The opening of the new Zagreb airport terminal has inspired me to write about some of the most successful architectural projects of last decade or so in Croatia. Each project was very large with varying levels of difficulty. Most of them were adjusted during construction as challenges arose, but each project has received good feedback from both the community and professionals.
- The Museum of Vučedol Culture in Vukovar, Srijem (2015). Architects: Radionica Kulture (Iva Pejić, Goran Rako, Josip Sabolić i Mario Škarijot)
Vukovar, an old city that was situated on the banks of the Danube before the atrocities of war hit it in early 1990s, was a significant river harbour and a well-known site of the Neolithic Vučedol culture. This early copper-age culture was spread out over parts of the Pannonian plain and the Western Balkans, which in Croatia is situated in the regions of Slavonija and Srijem.
Since this Vučedol archaeological site is of great importance on both a national and a regional scale, the Croatian Government decided to support a demanding project to build this exquisite building, which incorporates the archaeological site and museum.
The architecture is incorporated into the landscape, and wide terraces and ramps are built into the surrounding environment giving access to the museum. This successfully integrates the architecture with the green valley of Srijem and the Danube river nearby.
The archaeological site is accessible not only through the museum but also by means of the green roof, and thus when walking through the museum you pass a part of the site.
- The Lone Hotel in Rovinj, Istria (2011). Architects: Studio 3LHD
This hotel looks powerful. On the outside it reminds me of a modern ship, but on the inside you feel like you are in a modern museum. Its construction is minimalistic and modern – horizontal cubes with soft angles and terraces that look like stripes.
Among its green surroundings, the building looks very sophisticated. The Lone Hotel opened a few years ago and gained recognition not only as a successful architectural piece, but also as a well-equipped hotel.

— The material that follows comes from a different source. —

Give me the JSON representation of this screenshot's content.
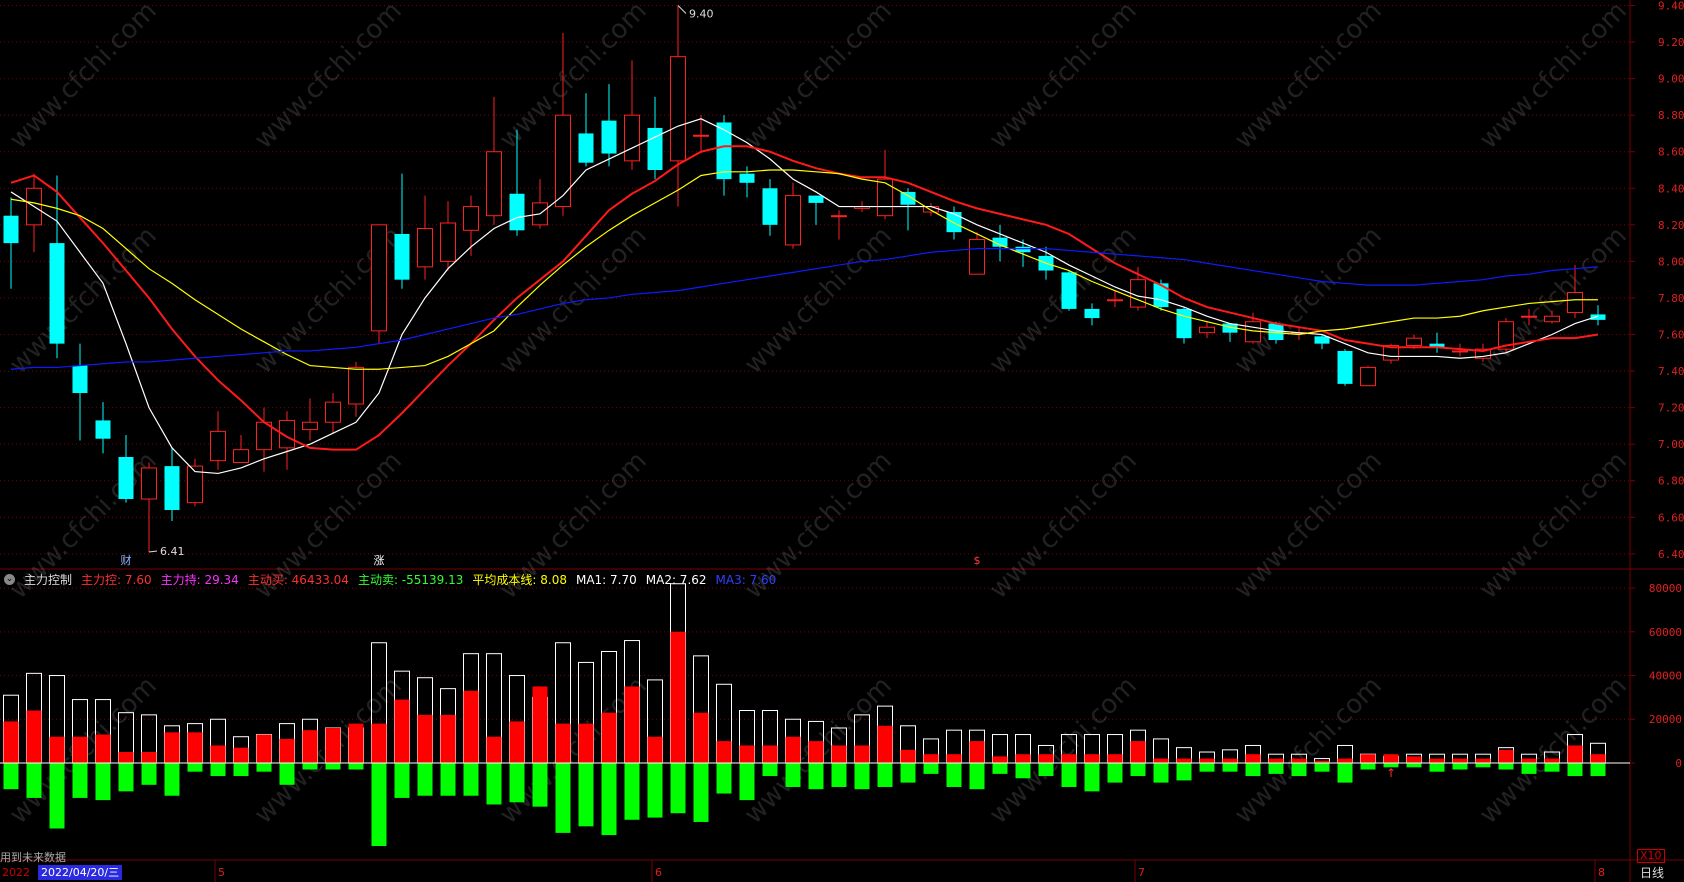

It stands in a small bay where it is well incorporated into its natural surroundings. On the one side of it is the little peninsula, and on the other is the old town, making its offer very appealing. Apart from having the hotel for entertainment, you therefore also have access to both nature and nightlife.
- The Sea Organs in Zadar, Dalmatia (2005). Architects: Nikola Bašić, Ivica Stamać, Vladimir Andročec and Atelier Heferer
The Sea Organs are situated in the western part of the Zadar peninsula.
They are 75 m long and have been completely built into the sidewalk. Underneath the simple stone steps are pipes that produce a sound each time a wave hits the shore. The unique sounds and their simple architecture has become the symbol of Zadar.
This is a great example of how to change an ordinary boardwalk into an interesting and calming attraction. The pleasant sea surroundings and a sunset that is, according to Alfred Hitchcock, the most wonderful in the world, adds more charm. When the weather is nice, the stairs (that resemble large stone beds) get pleasantly warm and people have been known to lay down here and soak up the sun.
- Academy of Music at the University of Zagreb, Zagreb (2014). Architect: Milan Šosterić
From the get-go, I must say that this project was a very challenging one, due both to the parameters thereof and the space available.
The academy was built in Zagreb’s historic square on a site where a previous building had stood forgotten for decades. Back in the day, it was supposed to be a modern building representative of the 1960s, but the project was changed so much during construction that the architect, Stanko Fabris, completely distanced himself from it out of dissatisfaction. After years of back-and-forth attempts to revalorise this unfortunate building, the City of Zagreb finally accepted the project proposal of the young architect Milan Šosterić and the University of Zagreb’s Academy of Music finally got a home after years of waiting.
The original building was partly destroyed, but the new project nicely pays homage to it as the new building’s height and volume more or less corresponds to the old. The front facade has kept with the idea of a glass grid, but Šosterić has added some young charm to the building, such as the big concert hall situated on the roof that is painted in a rainbow palette. Although this cheerful building seems a bit out-of-place in its surroundings, I find it very charming.
- Airport Franjo Tuđman, City of Zagreb and City of Velika Gorica (2017). Architects: Branko Kincl, Velimir Neidhardt, Jure Radić
There came a time when Croatia needed to adapt itself to modern standards and let go of old and small communistic buildings.
The new terminal of Zagreb’s Franjo Tuđman (the first president of Croatia from 1991-2000) Airport, is a small terminal located not far from the old one. It consists of two main parts – a square building with its characteristic wavy roof, and a curved tube that looks as if it has been “squeezed” to which the airplane ramps are connected. The basic materials are glass and steel.
I find the subtle contrast between the interior and exterior very appealing. Outside, shape is the overpowering element, but inside you find that the open construction becomes the attraction.
Realising the project was very complex. In spite of this, the final product has proven to be satisfactory to public and passengers alike, and the terminal has become the star of Croatia’s capital!